Ülkemizde maalesef hukukun üstünlüğü yerine bir insanın keyfi kararlarının üstünlüğüne biat ediliyor. İnsan hak ve özgürlükleri her gün çiğneniyor. 

Belediyelere teker teker kayyum atanıyor. Şimdi bir kanun çıkardılar derneklere de kayyum atamanın yolunu açtılar. Utanmasalar bir kanun daha çıkarıp siyasi partilere de bari kayyum atayalım da bitirelim şu muhalefeti diyecekler. Utanmasalar bunu da yapacaklar. 

Kayyumlar ülkesi olduk. Şirketlere kayyum, belediyelere kayyum, derneklere . Burası 84 milyonluk bir ülke. Bu ülke büyük bir ülke. Bu ülkeyi kayyumlarla yönetemezsiniz.
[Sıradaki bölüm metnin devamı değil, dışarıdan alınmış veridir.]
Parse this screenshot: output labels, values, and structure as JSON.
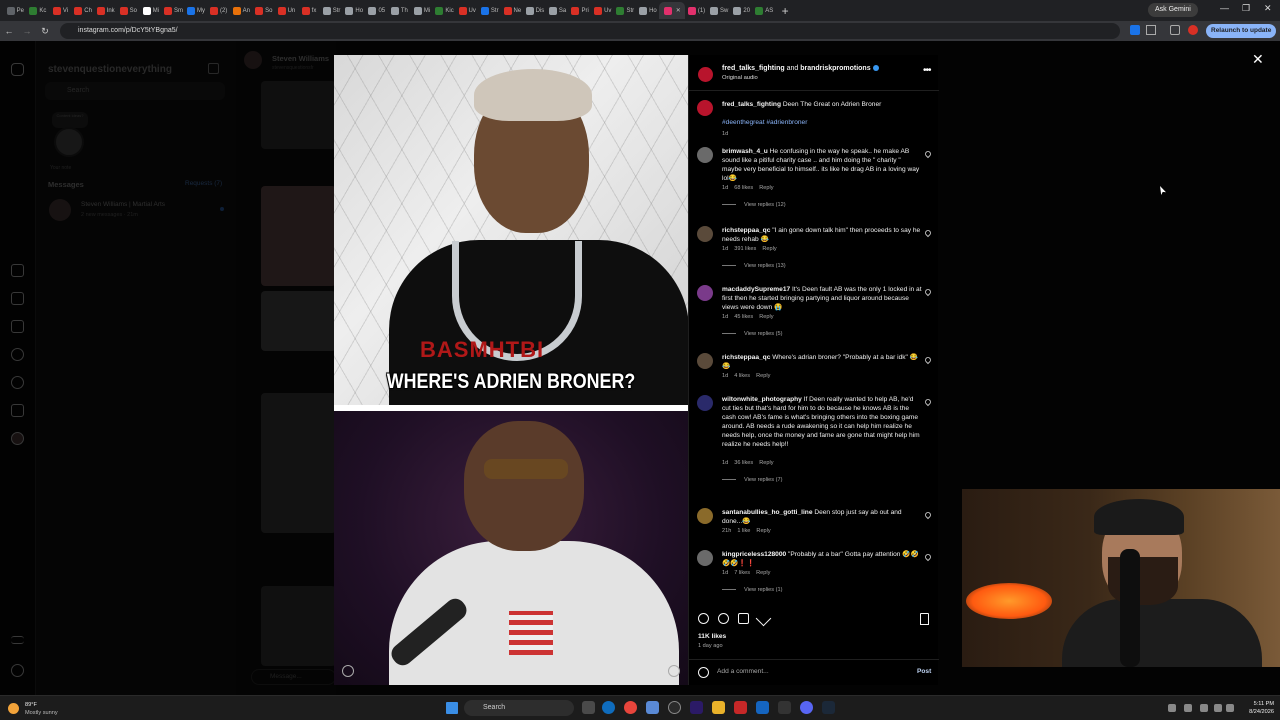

Bu ülkeyi yönetmenin yolu bu ülkenin kalbini kazanmaktır. Biz işte bunu yapıyoruz. Kalplerden kalplere köprü inşa ediyoruz.

Halkın iradesini yok sayıyorlar sivil toplum kuruluşlarına baskı kuruyorlar koskoca devlet hukuka sadakat yerine tek bir kişiye sadakat kıstasıyla yönetiliyor. Rant uğruna şehirlerimizi katlediyorlar. Ülkenin doğal kaynaklarını yok ediyorlar koskoca ülkenin dış ilişkilerini bir zamanlar itibarlı olan bir ülkenin Dışişleri Bakanı olmanın gururunu yaşadım. O itibarla ülkenin o itibarlı ülkenin maalesef uluslararası camiada ya da itibarlı güvenini yerle bir ettiler. Bir dış ilişkileri bir kişinin şahsını merkezine alan dürtülerle yönetiyorlar. Ülkemizin dünyadaki itibarini yerlerde süründüremezsiniz 84 milyonluk bu büyük ülke liyakatsız dar bir kadro ve tek bir karar merci ile yönetilemez.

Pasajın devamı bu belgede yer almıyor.